Enviada em 16/08/2020

Durante o período colonial, a agricultura de exportação foi primordial para a expansão do capitalismo no mundo, visto que, na época, destacava-se o monopólio. Com a utilização de mão de obra escrava indígena e africana, os portugueses exploraram grande parte do território brasileiro por interesses econômicos, transformando a região recém-descoberta em uma grande colônia extrativista. Paralelamente, o crescimento do agronegócio no Brasil possui reflexos do passado, pois, embora seja de extrema importância para a economia nacional, há diversas problemáticas que essa atividade causou e que, certamente, continua impactando na sociedade brasileira.

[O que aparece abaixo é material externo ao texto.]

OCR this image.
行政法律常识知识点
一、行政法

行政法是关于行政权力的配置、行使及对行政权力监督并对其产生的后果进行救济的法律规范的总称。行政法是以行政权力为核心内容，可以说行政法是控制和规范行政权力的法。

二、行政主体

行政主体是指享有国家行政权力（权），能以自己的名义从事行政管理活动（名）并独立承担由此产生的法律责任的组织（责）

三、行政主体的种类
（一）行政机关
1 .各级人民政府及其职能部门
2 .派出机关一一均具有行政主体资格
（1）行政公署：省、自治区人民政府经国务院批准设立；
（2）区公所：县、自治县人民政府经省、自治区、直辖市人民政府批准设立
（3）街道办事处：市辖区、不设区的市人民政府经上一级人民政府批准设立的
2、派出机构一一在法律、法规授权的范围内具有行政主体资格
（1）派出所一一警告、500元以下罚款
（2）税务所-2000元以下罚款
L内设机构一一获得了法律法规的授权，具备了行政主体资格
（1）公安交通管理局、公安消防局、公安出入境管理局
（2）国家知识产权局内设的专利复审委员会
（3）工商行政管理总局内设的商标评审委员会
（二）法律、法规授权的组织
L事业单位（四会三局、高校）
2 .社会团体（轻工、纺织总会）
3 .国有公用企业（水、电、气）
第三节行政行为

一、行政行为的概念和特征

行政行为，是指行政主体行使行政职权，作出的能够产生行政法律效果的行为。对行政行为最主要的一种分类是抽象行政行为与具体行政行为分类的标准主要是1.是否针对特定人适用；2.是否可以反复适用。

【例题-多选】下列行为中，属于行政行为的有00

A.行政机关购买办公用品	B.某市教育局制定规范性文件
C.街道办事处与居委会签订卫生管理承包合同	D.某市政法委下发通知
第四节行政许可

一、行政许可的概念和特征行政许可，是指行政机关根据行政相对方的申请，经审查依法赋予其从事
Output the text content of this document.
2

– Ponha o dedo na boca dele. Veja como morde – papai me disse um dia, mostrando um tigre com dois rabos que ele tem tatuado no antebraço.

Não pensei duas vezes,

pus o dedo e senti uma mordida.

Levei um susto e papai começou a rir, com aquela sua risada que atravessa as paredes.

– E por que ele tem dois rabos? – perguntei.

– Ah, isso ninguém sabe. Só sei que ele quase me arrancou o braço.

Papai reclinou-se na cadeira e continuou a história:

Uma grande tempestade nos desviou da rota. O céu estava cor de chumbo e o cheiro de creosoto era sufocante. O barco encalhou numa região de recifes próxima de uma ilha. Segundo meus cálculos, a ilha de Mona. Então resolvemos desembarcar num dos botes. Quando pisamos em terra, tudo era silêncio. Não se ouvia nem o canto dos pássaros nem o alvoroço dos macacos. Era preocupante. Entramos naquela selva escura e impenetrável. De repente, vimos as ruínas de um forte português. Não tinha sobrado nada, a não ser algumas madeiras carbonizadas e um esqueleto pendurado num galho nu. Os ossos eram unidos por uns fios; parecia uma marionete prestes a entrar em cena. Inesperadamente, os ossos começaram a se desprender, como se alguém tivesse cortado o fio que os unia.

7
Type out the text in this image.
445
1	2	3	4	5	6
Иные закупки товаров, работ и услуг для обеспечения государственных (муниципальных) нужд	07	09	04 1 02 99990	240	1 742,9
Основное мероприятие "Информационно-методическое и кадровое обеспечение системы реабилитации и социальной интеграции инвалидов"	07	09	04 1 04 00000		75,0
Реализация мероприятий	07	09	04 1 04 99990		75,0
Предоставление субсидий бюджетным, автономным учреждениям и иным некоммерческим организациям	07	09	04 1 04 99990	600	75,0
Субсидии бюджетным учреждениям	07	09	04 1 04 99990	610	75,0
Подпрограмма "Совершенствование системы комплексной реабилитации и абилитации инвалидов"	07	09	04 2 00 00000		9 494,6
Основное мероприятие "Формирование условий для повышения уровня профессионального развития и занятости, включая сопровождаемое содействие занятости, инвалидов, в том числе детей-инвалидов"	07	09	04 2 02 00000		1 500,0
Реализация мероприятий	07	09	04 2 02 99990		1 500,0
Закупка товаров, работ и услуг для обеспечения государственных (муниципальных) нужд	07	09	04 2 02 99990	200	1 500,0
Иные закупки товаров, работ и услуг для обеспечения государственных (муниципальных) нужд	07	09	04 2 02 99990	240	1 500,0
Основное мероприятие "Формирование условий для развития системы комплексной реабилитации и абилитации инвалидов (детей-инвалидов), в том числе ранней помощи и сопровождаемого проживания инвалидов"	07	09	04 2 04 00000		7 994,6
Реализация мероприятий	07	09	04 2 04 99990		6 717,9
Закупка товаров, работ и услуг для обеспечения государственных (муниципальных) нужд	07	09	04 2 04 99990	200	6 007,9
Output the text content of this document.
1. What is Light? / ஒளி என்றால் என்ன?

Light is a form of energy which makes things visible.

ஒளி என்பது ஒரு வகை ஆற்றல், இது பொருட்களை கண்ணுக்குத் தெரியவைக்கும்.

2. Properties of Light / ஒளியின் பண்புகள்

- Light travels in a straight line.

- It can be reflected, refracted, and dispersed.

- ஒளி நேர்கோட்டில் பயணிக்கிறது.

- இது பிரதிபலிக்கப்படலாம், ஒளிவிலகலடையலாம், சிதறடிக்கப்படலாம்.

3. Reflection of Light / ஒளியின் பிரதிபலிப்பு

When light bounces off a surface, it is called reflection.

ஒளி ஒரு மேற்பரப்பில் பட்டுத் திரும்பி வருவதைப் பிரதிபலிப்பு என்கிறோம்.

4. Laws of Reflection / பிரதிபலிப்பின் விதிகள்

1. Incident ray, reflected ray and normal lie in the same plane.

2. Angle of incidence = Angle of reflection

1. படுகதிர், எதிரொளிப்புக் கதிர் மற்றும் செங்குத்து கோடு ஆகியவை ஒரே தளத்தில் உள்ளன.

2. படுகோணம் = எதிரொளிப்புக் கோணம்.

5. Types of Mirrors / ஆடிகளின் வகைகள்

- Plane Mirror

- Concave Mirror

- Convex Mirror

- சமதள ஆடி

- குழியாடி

Primeiramente, vale destacar que o agronegócio é responsável por um terço do Produto Interno Bruto (PIB) do Brasil, segundo dados da Confederação da Agricultura e Pecuária do Brasil (CNA), sendo indispensável para a economia do país, que contribui significativamente com as exportações de produtos agroindustriais e commodities, destacando-se a soja e o petróleo. Porém, ao mesmo tempo em que tal prática coopera com o lucro nacional, ela também corrobora com muitas desigualdades sociais, evidenciando-se os problemas no campo, a má distribuição de terras e o agravamento da pobreza.

Outrossim, a expansão do agronegócio não somente dificulta a vida dos moradores rurais, como também prejudica o meio ambiente, devido ao uso incessante de fertilizantes químicos, além da aplicação de técnicas danosas ao solo, como é o caso das monoculturas, presentes em diversas áreas agrícolas brasileiras.

Portanto, são necessárias medidas governamentais eficientes para resolver esse impasse. O Governo Federal deve investir e incentivar a agricultura orgânica, visando um futuro mais sustentável a todos, direcionando uma maior quantidade de verbas para a realização dessa prática. Além disso, é dever do Estado preservar e assegurar as terras indígenas e quilombolas, sendo papel do poder legislativo criar leis mais rígidas para com os indivíduos que invadem tais espaços visando interesses econômicos, visto que a sociedade brasileira possui uma grande dívida histórica com esses povos.